Byrne, an Irishman, said he would like to see other countries follow the example of Ireland, which earlier this year became the first country to ban smoking in all public buildings, including bars and restaurants. Norway has since followed suit.
But he said momentum for such bans needed to build in countries rather than being imposed by the Commission. "I would be concerned that it could be characterized as being a diktat from Brussels," Byrne said.

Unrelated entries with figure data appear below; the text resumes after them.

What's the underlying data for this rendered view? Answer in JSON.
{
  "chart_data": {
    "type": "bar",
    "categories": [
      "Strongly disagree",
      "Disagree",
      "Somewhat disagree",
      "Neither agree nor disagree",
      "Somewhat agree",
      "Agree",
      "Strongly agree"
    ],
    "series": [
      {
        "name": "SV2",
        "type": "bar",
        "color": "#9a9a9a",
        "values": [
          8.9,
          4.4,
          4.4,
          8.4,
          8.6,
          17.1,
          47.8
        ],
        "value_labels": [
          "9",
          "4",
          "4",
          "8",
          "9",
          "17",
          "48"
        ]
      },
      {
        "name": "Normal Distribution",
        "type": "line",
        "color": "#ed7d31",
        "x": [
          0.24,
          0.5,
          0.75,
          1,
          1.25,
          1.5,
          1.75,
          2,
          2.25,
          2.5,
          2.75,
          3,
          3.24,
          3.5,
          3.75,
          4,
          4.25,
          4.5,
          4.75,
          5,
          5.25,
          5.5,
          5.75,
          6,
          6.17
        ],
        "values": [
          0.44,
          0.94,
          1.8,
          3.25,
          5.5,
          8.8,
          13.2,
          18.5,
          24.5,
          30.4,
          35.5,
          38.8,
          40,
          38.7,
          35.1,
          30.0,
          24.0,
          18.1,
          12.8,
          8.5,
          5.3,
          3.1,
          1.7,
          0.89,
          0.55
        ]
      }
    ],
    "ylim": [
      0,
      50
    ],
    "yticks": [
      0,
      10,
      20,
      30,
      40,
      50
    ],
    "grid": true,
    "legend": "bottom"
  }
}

The likelihood of a ban in British public places including restaurants and pubs serving food has been raised by ministers in recent weeks, and Liberal Democrat MEP Chris Davies urged the Blair administration to impose the written warnings "as soon as possible."
The idea of picture warnings comes from Canada, where their use for the last four years has significantly increased awareness of the health dangers of smoking.
Canadian research into the value of such illustrations revealed a 44 percent increase in smoker motivation to give up the habit.
The study carried out by the Canadian Cancer Society one year after the introduction of pictures on cigarette packs found that 43 percent of smokers were more concerned about the health effects of smoking because of the new warnings.
At the same time 44 percent of smokers said the new warnings increased their motivation to quit smoking. Of those who attempted to quit, 38 percent said the warnings were a factor in motivating them in their quit attempt.
On one or more occasions, 21 percent of smokers had been tempted to have a cigarette but decided not to because of the new warnings.